For M2 start with a 1.6mm hole, preferable with a drill press to keep it straight and the diameter even.
Make sure to go through slowly enough to not melt any material - you want the plastic come out in a nice string.
Now try to tap it without oil or lube, PVC is great here ;)
It should go fairly easy but if you look at the finnished cut with a magnifying glass you might see the thread is not properly formed.
If so try again but do less backturns with the tool.
Get a feeling how much material is building up and then turn it out completely to clean and go again.
Now you should see a much better formed thread but you might lack some detail.
Try again with a 1.7mm hole and to guide the tap use a few spins by hand with a bigger drill to smooth the top of the hole.
If you now (using the last way of cleaning instead of just breaking the cut material) get a thread that looks just fine try a screw in it.
It should hold reasonably well considering the soft plastic.
You can dare to go go 1.8mm in PVC but it should be fine with 1.7mm.
Aluminium is a different beast and here the prefered drill size is 1.6mm for a 0.4mm pitch and 1.55mm for a 0.45mm pitch.
Using 1.65mm for the first mm of the hole will make the start of the tapping much easier, if you can afford a mm.
I prefer sweing machine oil for these tiny jobs.
So fill the hole and wet the tap and use the same extraction technique as on the PVC.
If in doubt take it out ;)
Every time you do, clean out the hole and fill it with oil again.
If through hole use a piece of sticky tape to cover the underside.
As soon as you feel too much tension you take the tap back a quarter of a turn.
Try again and if still too much tension to half a turn back.
In case you already made three full turns you might have to take it out already, especially during the deeper parts of the tapping.


2 years ago

Several yrs ago, I was faced with a similar problem. I chose to drill and tap another hole in a location that it would work. To some extent, this meant accepting the Aesthetics of an abandoned hole with a broken tap.

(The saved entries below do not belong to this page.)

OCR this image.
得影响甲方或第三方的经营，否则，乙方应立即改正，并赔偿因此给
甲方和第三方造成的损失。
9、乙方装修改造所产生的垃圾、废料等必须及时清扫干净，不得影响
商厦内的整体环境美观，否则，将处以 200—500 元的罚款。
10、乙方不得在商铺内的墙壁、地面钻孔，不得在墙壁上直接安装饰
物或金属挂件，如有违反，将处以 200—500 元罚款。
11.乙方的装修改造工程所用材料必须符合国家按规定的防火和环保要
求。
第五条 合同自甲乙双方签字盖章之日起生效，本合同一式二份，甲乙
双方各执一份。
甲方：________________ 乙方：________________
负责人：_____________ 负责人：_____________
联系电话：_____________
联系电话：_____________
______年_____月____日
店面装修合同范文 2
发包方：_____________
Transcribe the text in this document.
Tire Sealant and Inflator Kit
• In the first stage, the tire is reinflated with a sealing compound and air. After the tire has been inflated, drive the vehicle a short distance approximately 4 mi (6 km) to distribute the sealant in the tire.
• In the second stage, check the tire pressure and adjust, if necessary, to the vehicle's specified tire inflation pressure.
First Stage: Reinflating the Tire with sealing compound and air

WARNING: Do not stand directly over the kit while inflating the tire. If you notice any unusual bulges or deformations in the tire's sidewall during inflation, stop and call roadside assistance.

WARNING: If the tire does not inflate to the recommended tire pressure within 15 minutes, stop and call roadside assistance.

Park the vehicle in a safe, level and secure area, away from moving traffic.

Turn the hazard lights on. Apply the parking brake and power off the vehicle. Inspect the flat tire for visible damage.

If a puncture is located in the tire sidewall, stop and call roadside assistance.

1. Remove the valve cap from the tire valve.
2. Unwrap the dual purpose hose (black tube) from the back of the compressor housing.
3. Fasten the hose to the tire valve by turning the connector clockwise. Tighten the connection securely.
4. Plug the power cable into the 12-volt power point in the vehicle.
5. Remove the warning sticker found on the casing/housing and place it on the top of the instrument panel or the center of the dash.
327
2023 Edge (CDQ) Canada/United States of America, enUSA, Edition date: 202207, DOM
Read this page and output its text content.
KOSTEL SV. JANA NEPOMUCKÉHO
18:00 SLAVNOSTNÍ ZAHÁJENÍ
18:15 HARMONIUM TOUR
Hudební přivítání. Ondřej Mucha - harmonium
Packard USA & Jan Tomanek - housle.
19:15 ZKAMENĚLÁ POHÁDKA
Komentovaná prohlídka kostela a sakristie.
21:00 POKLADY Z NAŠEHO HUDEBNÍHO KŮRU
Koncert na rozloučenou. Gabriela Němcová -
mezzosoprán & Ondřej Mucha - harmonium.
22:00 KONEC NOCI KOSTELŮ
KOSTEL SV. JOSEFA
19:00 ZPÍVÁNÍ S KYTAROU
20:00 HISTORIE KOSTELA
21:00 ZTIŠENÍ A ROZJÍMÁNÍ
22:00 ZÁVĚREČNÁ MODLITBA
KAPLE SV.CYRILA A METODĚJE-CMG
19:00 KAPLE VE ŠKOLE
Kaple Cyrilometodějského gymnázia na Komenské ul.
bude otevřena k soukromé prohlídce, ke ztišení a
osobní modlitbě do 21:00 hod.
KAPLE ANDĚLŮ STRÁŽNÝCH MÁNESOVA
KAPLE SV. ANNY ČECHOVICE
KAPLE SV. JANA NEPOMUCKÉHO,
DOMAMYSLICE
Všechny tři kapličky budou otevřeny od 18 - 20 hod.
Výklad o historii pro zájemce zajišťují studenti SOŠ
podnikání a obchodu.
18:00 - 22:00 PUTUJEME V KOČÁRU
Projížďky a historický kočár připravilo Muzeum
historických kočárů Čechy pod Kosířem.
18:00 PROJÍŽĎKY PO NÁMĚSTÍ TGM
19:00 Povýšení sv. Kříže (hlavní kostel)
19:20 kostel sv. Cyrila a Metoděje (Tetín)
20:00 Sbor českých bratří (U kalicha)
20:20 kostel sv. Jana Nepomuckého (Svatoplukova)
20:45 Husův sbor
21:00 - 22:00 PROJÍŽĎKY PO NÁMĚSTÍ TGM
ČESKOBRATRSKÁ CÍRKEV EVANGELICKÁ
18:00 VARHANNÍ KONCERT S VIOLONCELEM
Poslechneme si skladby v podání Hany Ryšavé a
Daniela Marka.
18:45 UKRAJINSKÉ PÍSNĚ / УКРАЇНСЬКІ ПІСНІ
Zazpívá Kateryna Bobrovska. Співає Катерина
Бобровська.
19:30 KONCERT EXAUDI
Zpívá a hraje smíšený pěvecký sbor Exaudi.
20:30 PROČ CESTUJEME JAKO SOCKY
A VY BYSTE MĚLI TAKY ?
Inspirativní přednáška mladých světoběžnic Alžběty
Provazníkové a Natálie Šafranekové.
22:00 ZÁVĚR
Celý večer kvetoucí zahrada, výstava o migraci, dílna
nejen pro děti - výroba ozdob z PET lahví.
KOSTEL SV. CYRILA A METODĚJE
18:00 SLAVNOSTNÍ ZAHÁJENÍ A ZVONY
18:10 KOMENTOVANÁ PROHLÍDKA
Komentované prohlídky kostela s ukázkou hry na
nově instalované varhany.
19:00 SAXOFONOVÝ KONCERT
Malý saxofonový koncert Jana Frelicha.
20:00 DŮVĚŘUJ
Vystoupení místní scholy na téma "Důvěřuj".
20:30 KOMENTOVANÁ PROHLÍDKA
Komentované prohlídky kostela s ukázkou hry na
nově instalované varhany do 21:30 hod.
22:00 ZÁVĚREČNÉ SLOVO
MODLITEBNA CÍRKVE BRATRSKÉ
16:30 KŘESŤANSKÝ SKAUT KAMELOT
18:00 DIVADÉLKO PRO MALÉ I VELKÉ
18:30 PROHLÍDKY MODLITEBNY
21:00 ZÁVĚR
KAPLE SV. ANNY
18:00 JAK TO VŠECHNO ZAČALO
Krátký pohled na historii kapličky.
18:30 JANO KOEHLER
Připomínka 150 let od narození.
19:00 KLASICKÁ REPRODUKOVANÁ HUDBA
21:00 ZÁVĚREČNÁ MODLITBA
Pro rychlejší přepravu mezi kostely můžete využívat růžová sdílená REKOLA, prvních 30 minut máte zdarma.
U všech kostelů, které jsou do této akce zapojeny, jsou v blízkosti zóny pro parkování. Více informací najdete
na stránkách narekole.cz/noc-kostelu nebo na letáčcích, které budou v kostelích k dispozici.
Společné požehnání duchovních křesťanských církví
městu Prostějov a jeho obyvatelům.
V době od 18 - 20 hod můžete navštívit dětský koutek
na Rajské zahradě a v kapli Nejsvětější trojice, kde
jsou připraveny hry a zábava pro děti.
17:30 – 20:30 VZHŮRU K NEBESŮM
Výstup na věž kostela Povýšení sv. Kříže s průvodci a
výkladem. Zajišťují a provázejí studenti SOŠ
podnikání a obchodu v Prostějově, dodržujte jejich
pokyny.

If you're really committed to getting that tap out,


2 years ago

Do you have a spare piece of anodized Al which you wouldn't mind messing up as a test?


2 years ago

The only way to get the tap out is an acid that does not attack Al.. When I worked for Bill Lear of the steam bus fame, they regularly removed taps from Al blocks with acid.. I do not remember if it was sulfuric acid nor if it was safe on Anodized 2014.